The water hammer driven air compressor comprises water supply pipes 1 and 2 with a swinging impact valve 3 connected to a supply pipe 4 coupled with a water reservoir 5 and air reservoirs 6 and 7 with water intake 8 and outlet 9 valves and air intake valves 10. The air reservoirs 6 and 7 are connected via air pressure valves 11 and an air supply pipe 12 to an air receiver 13. The water outlet valves 9 are connected via a unit of levers 14, a pneumatic cylinder 15 and a pneumatic throttle 16 to an air pressure valve 17. The impact valve 3 is connected via a pneumatic cylinder 18 to an air pressure valve 19. A drain 20 is installed below the water outlet pipes 9. The air reservoirs 6 and 7 are arranged to each other at the distance "L" which is fixed depending on the speed of the water flow in supply pipes 1 and 2.

The water hammer driven compressor may be assembled with a hydraulic ram connected to the drain 20. The hydraulic ram has a water supply pipe 21 with a swinging impact valve 22 connected to the drain 20, an air reservoir 23 with a water intake valve 24 and a water outlet valve 25 connected via a unit of levers 26, a pneumatic cylinder 27 and a pneumatic throttle 28 with an air pressure valve 30 and a pressure pipe connected to the water reservoir 5.

The described water hammer driven compressor may be used as the first level of a compressor unit. In this case, the pipe 31 makes a supply pipe for the following level (absent in the drawing) of the compressor unit.

Water hammer driven air compressor operates as follows.

On an immediate turn of the impact valve 3 opened by the spring of the pneumatic cylinder 18, water from the water reservoir 5 flows via the feeding pipe 4 and the supply pipe 1 towards the C. The pressurized water flow in the supply pipe 1 opens the water intake valve 8 and fills a part of reservoir 6 and enhances air pressure in it. The pressurized air via the pressure valve 17, the pneumatic throttle 16, the pneumatic cylinder 15 and the unit of levers 14 immediately turns the impact valve 3 and closes the water flow to the supply pipe 1 thus inducing a water hammer in it. The air compressed by water in the reservoir 6 is driven via the pressure valve 11 and through the air supply pipe 12 to the air receiver 13 connected to a number of recipients. At the same time, the compressed air passes via the pressure valve 17, the pneumatic throttle 16 with a controlled delay into the pneumatic cylinder 15 which via the unit of levers 15 opens the water outlet valve 9 and the water from the reservoir 6 passes to the drain 20. The air passes via the intake valve 10 into the air reservoir 6 and sets it for a subsequent cycle.

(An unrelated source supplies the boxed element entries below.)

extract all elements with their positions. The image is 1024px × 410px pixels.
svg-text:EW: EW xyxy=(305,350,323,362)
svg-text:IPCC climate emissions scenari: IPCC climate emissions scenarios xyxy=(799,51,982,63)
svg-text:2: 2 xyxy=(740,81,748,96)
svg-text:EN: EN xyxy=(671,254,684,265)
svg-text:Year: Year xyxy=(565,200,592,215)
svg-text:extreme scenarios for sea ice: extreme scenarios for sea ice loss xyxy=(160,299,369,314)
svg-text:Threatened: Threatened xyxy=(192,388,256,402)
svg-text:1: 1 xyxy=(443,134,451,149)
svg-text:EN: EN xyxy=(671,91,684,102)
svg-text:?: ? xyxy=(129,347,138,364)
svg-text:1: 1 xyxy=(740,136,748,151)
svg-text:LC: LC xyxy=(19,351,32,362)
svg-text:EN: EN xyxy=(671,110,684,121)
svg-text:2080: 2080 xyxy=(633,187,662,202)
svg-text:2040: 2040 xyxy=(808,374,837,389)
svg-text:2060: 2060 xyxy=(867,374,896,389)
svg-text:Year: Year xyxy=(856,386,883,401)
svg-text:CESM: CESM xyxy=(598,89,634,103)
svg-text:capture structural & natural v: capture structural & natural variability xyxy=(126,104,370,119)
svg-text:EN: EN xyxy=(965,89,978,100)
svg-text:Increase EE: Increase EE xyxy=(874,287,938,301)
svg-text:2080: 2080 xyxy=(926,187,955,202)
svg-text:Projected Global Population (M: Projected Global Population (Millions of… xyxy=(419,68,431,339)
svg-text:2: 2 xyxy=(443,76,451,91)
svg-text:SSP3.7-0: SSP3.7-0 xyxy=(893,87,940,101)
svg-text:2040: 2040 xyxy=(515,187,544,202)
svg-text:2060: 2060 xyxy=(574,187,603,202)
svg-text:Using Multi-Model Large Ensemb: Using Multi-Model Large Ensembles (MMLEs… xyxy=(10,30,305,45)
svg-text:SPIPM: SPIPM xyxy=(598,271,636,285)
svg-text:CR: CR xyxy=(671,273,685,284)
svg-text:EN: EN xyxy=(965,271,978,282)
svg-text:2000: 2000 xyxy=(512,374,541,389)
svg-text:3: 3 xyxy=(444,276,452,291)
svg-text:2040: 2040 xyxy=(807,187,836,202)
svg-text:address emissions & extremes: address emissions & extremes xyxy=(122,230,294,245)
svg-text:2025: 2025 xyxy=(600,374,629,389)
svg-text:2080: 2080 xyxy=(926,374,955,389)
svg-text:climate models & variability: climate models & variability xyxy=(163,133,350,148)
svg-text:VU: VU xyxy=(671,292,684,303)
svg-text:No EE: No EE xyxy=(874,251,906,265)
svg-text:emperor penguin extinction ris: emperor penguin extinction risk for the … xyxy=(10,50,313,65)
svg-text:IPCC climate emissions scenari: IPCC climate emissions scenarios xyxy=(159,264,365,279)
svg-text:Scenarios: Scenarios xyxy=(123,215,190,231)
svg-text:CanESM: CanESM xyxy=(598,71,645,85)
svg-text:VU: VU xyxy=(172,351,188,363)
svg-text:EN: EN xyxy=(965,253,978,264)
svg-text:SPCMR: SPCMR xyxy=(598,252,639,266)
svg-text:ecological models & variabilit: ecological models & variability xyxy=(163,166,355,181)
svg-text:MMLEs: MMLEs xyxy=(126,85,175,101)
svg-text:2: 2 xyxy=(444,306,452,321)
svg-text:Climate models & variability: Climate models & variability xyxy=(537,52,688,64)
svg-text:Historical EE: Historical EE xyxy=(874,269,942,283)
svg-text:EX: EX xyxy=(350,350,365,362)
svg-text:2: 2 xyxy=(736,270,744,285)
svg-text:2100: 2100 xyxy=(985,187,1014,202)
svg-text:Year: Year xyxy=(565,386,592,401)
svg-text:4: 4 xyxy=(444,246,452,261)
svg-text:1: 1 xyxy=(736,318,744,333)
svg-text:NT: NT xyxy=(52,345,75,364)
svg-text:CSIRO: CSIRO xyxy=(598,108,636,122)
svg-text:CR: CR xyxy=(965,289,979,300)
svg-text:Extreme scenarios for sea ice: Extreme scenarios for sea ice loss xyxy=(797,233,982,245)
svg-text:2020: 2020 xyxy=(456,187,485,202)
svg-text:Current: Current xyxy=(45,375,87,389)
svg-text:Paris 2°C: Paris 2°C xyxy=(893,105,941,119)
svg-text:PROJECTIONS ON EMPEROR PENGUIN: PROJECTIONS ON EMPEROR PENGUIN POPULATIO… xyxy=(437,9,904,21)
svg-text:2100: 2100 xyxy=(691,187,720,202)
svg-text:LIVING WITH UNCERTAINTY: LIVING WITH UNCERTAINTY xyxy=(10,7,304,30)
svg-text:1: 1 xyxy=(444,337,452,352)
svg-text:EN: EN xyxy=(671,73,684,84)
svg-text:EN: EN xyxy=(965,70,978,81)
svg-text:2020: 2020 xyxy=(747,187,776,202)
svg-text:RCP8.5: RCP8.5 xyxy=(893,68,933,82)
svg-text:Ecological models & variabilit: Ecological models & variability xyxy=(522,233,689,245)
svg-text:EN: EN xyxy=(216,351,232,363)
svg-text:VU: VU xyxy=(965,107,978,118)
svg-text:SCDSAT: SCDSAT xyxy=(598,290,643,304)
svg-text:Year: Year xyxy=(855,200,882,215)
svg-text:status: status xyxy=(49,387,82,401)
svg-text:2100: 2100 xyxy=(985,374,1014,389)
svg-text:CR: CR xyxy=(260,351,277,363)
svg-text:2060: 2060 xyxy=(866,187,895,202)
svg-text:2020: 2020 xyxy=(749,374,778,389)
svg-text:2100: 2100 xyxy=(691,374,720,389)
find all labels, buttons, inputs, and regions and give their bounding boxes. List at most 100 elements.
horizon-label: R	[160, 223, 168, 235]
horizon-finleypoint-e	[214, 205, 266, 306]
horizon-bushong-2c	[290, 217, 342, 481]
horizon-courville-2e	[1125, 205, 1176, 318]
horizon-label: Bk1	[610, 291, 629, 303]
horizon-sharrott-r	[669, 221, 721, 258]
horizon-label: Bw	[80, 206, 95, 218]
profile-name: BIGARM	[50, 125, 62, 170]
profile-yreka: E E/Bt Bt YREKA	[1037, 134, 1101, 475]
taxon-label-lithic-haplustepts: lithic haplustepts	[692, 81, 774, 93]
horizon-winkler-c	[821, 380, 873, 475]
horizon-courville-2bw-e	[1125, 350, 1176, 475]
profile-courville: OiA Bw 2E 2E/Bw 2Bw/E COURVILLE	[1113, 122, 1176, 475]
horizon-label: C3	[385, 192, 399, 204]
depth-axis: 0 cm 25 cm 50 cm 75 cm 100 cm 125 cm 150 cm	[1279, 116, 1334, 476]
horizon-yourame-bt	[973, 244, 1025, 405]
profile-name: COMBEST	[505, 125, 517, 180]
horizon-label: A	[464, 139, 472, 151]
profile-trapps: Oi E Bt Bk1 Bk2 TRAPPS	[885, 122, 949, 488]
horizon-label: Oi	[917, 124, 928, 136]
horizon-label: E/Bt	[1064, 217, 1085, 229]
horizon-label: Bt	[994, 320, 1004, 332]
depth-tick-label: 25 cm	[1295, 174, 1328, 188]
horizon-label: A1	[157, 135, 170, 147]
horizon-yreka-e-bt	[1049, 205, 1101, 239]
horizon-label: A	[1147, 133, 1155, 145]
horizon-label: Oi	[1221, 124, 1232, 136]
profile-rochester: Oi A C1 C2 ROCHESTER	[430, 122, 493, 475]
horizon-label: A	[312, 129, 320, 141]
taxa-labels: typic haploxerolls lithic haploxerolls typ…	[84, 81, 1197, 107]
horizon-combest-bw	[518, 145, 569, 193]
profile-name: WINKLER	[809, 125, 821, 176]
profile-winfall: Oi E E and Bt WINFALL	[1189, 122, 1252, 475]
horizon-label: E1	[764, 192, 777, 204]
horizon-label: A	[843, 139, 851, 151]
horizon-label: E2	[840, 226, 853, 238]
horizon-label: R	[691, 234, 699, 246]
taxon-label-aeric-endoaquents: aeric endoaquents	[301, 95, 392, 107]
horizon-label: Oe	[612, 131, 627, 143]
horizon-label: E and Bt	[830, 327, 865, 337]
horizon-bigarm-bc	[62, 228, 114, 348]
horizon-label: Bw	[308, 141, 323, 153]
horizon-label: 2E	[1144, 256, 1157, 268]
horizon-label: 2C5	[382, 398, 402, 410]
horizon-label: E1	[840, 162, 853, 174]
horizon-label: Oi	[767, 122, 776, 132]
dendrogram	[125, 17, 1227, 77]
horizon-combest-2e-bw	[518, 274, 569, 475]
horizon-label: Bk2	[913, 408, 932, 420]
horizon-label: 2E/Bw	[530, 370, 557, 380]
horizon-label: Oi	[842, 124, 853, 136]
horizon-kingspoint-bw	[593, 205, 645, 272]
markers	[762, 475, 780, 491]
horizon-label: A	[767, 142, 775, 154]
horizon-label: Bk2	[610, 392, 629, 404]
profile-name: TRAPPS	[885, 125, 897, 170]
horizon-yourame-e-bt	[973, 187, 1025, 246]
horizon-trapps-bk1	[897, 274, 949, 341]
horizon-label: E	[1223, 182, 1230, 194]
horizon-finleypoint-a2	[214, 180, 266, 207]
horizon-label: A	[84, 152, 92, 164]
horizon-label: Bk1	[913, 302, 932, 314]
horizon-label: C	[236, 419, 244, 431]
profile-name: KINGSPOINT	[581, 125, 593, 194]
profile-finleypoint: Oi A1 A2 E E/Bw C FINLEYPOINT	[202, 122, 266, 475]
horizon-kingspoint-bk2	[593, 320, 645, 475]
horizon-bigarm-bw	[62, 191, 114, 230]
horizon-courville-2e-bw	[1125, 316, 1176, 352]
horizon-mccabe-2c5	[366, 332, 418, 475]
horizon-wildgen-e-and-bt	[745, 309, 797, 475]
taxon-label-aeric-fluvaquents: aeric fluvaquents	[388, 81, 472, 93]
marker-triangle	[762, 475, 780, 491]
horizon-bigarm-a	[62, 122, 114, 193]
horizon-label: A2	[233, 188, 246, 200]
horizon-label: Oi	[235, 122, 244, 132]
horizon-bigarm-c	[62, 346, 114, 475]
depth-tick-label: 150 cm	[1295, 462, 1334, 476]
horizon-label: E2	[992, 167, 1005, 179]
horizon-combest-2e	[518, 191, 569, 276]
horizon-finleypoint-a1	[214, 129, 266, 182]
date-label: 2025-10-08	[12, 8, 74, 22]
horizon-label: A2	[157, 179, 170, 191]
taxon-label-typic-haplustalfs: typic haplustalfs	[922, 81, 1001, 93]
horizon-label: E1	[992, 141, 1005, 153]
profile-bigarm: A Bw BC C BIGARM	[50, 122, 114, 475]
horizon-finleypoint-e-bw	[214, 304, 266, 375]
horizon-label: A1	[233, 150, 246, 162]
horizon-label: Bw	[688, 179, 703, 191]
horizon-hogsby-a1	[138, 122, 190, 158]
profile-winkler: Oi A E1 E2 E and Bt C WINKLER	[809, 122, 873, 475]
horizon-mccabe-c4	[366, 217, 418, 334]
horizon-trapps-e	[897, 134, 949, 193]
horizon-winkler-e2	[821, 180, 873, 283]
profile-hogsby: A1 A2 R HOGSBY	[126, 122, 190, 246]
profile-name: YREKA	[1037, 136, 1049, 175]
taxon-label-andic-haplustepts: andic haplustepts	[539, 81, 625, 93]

As the impact valve 3 keeps the supply pipe 1 closed, the water from the feeding pipe 4 flows trough the supply pipe 2 towards the air reservoir 7 until the flow rate achieves the value at which the impact valve 3 immediately turns and closes the pipe 2 inducing a water hammer in it. As the pressure increases, the water opens the water intake valve 8 of the reservoir 7 and fills a part of the reservoir 7. The air compressed by water in the reservoir 7 is driven via the pressure valve 11 and through the air supply pipe 12 to the air receiver 13. At the same time the compressed air from the reservoir 7 passes with a controlled delay via the pressure valve 17, the throttle 16 to the pneumatic cylinder 15 which via the unit of levers 15 opens the water outlet valve 9 and the water from the reservoir 7 flows into the drain 20.

If the drain 20 is coupled with a hydraulic ram, on an immediate turn of the impact valve 22 opened by the spring of the pneumatic cylinder 18 of the air reservoir 23, water from the drain 20 functioning now as a feeding pipe flows via the supply pipe 21 towards the air reservoir 23. The pressure of the water flow in the feeding pipe 21 opens the intake valve 24 and the water fills a part of the reservoir 23 and advances air pressure in it which via the pressure valve 29, the pneumatic throttle 28, the pneumatic cylinder 27 and the unit of levers 26 immediately turns the impact valve 22 and closes water flow into the feeding pipe 21 inducing at the same time a water hammer in it. The compressed air passes via the pressure valve 29, the pneumatic throttle 28 into the pneumatic cylinder 27 which via the unit of levers 26 opens the water outlet valve 26 and the water from the reservoir 23 passes to the drain 20 and flows back to the reservoir 5.